Les catacombes : Plongée mortelle
dans le Paris immortel

Un dossier de Romain Hubaut

A 20 mètres sous terre, dans les profondeurs de la Ville Lumière, vit un monde sur lequel la vie semble avoir perdu toute emprise. "Arrête! C'est ici l'empire de la mort". Inscrits sur la pierre froide,les mots savamment choisis qui surplombent l'entrée des Catacombes de Paris, nom donné à l'ossuaire municipal de la capitale, donnent la chair de poule.

De la maison des vivants
à la maison des morts

Depuis l'époque gallo-romaine, quand la capitale portait encore le nom de Lutèce, les Parisiens exploitaient la pierre de leur sous-sol pour bâtir leurs maisons. Tant et si bien que Paris est aujourd'hui comparé à un gruyère avec ses 350 kilomètres de galeries souterraines ou, plus justement, de carrières. Ces dernières restaient désespérément inexploitées jusqu'à ce qu'une utilité soit trouvée à une partie d'entre-elles à la fin du 18e siècle.

En 1785, le cimetière des Innocents, qui a recueilli des ossements humains près de dix siècles durant, devient sujet aux infections. Les riverains se plaignent énormément des odeurs nauséabondes qui en émanent et troublent leur quotidien. Finalement, le Conseil d'Etat finit par ordonner la suppression et l'évacuation complète du cimetière, avant d'élargir sa décision aux principales nécropoles de la capitale en 1786.

"Des siècles durant, les cimetières se sont accumulés dans Paris. Chaque église, chaque hôpital et chaque couvent possédait le sien. On disait que les bourgades des morts étaient disséminées à travers la ville des vivants", explique Gilles Thomas, spécialiste des sous-sols parisiens. Il faut se rendre compte que ces cimetières ne ressemblaient absolument pas à ceux que nous connaissons aujourd'hui. "L'inhumation, à l'époque, se faisait dans des fosses communes, tranchées de 5 à 10 mètres de profondeur, où 1.000 à 15.000 cadavres étaient entassés. Lorsqu'une rangée était terminée, on recouvrait cette dernière de 20 centimètres de terre et puis on recommençait une nouvelle rangée [...] Nos ancêtres étaient enterrés de manière affreuse", écrit Jacques Hillair et dans son livre Les 200 Cimetières du vieux Paris.

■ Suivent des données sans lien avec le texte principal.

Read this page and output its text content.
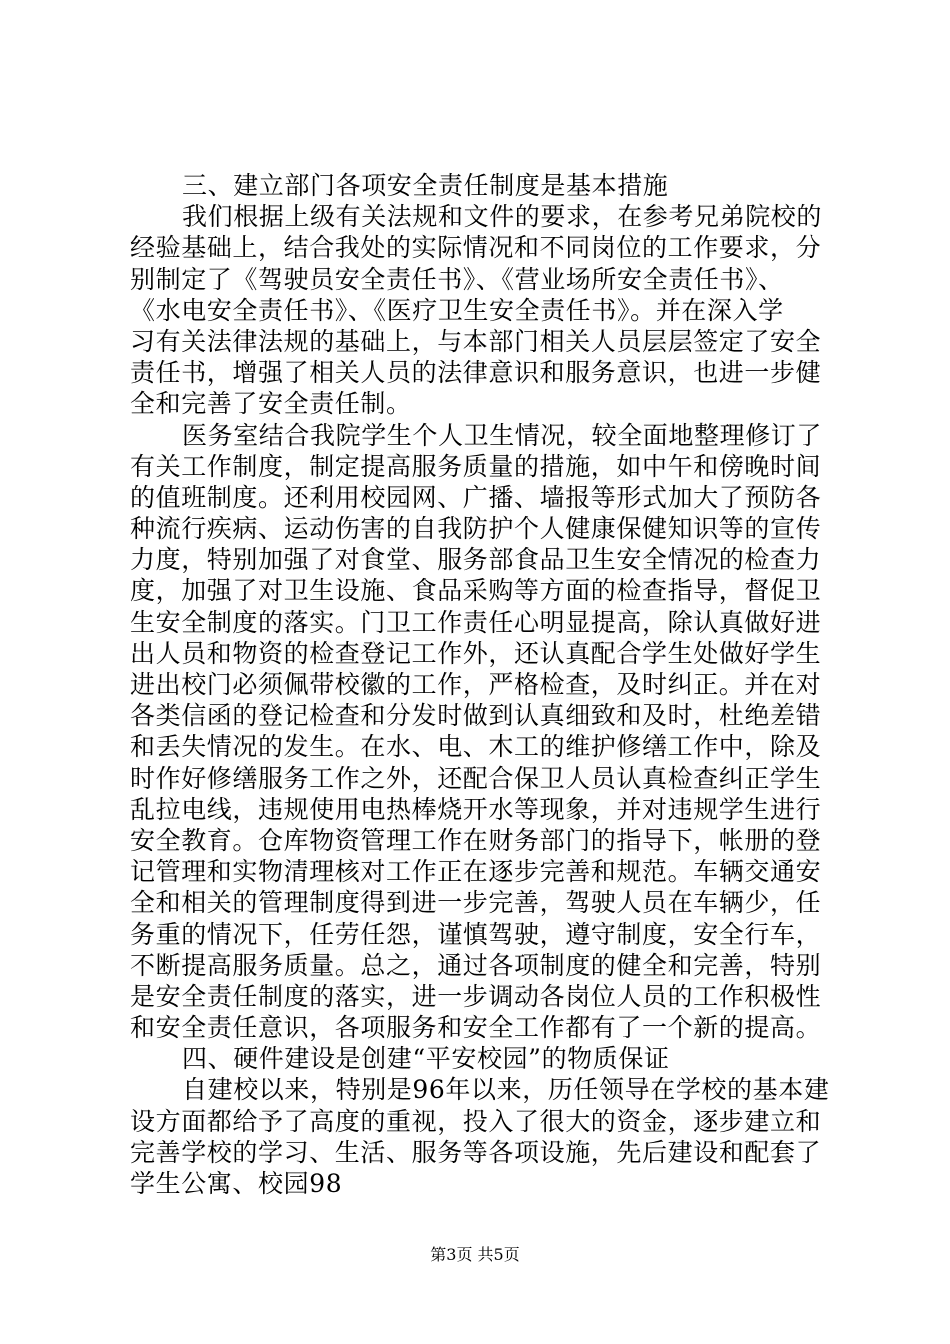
三、建立部门各项安全责任制度是基本措施
我们根据上级有关法规和文件的要求，在参考兄弟院校的
经验基础上，结合我处的实际情况和不同岗位的工作要求，分
别制定了《驾驶员安全责任书》、《营业场所安全责任书》、
《水电安全责任书》、《医疗卫生安全责任书》。并在深入学
习有关法律法规的基础上，与本部门相关人员层层签定了安全
责任书，增强了相关人员的法律意识和服务意识，也进一步健
全和完善了安全责任制。
医务室结合我院学生个人卫生情况，较全面地整理修订了
有关工作制度，制定提高服务质量的措施，如中午和傍晚时间
的值班制度。还利用校园网、广播、墙报等形式加大了预防各
种流行疾病、运动伤害的自我防护个人健康保健知识等的宣传
力度，特别加强了对食堂、服务部食品卫生安全情况的检查力
度，加强了对卫生设施、食品采购等方面的检查指导，督促卫
生安全制度的落实。门卫工作责任心明显提高，除认真做好进
出人员和物资的检查登记工作外，还认真配合学生处做好学生
进出校门必须佩带校徽的工作，严格检查，及时纠正。并在对
各类信函的登记检查和分发时做到认真细致和及时，杜绝差错
和丢失情况的发生。在水、电、木工的维护修缮工作中，除及
时作好修缮服务工作之外，还配合保卫人员认真检查纠正学生
乱拉电线，违规使用电热棒烧开水等现象，并对违规学生进行
安全教育。仓库物资管理工作在财务部门的指导下，帐册的登
记管理和实物清理核对工作正在逐步完善和规范。车辆交通安
全和相关的管理制度得到进一步完善，驾驶人员在车辆少，任
务重的情况下，任劳任怨，谨慎驾驶，遵守制度，安全行车，
不断提高服务质量。总之，通过各项制度的健全和完善，特别
是安全责任制度的落实，进一步调动各岗位人员的工作积极性
和安全责任意识，各项服务和安全工作都有了一个新的提高。
四、硬件建设是创建“平安校园”的物质保证
自建校以来，特别是96年以来，历任领导在学校的基本建
设方面都给予了高度的重视，投入了很大的资金，逐步建立和
完善学校的学习、生活、服务等各项设施，先后建设和配套了
学生公寓、校园98
第3页 共5页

Des touristes munis de torches. Vers 1815.


Des touristes munis de torches. Vers 1815.

Les anciennes carrières sont alors choisies afin d'y entreposer les ossements. La première session de transferts des restes humains durera quinze mois. Tout est très ritualisé puisqu'à la nuit tombée, une procession de prêtres chante "l'office des morts le long du trajet emprunté par les tombereaux chargés d'ossements et recouverts d'un voile noir", rappelle Gilles Thomas. Tout est acheminé dans les catacombes depuis un puits préalablement utilisé pour remonter la pierre du sous-sol.

En 1860, tous les ossements ou presque auront rejoint leur dernière demeure. En fin de compte, ce sont les restes de six millions de personnes qui dorment sous l'activité qui fourmille à la surface, soit environ trois fois la population actuelle de Paris intra-muros.

 Dessin paru dans L'Univers Illustré en 1866.

 Dessin paru dans L'Univers Illustré en 1866.

Dès 1806, le lieu reçoit les visites de quelques privilégiés, tels que l'empereur d'Autriche François Ier (en 1814) ou encore Napoléon III en 1860. Ce n'est que bien après, en 2002, que les catacombes deviennent officiellement un site historique de la capitale.

Des célébrités enterrées sous les pavés

Bien qu'aucune dépouille n'ait pu être identifiée à ce jour, les historiens s'accordent à dire que les ossements de nombreux personnages célèbres de l'histoire de France ont été mélangés à ceux d'illustres inconnus lorsque les cimetières ont été évacués.Ainsi, les restes de l'écrivain François Rabelais(1494-1553), du précurseur de l'architecture classique François Mansart (1598-1666), ou encore ceux de l'un des plus fameux prisonniers de l'histoire hexagonale, l'homme au masque de fer - même si des doutes persistent quant à son existence (décédé en 1703) -, ont été déplacés du charnier de l'église Saint-Paul,à proximité de la Place des Vosges.

L'homme au masque de fer, représenté par un dessin publié dans Paris Match.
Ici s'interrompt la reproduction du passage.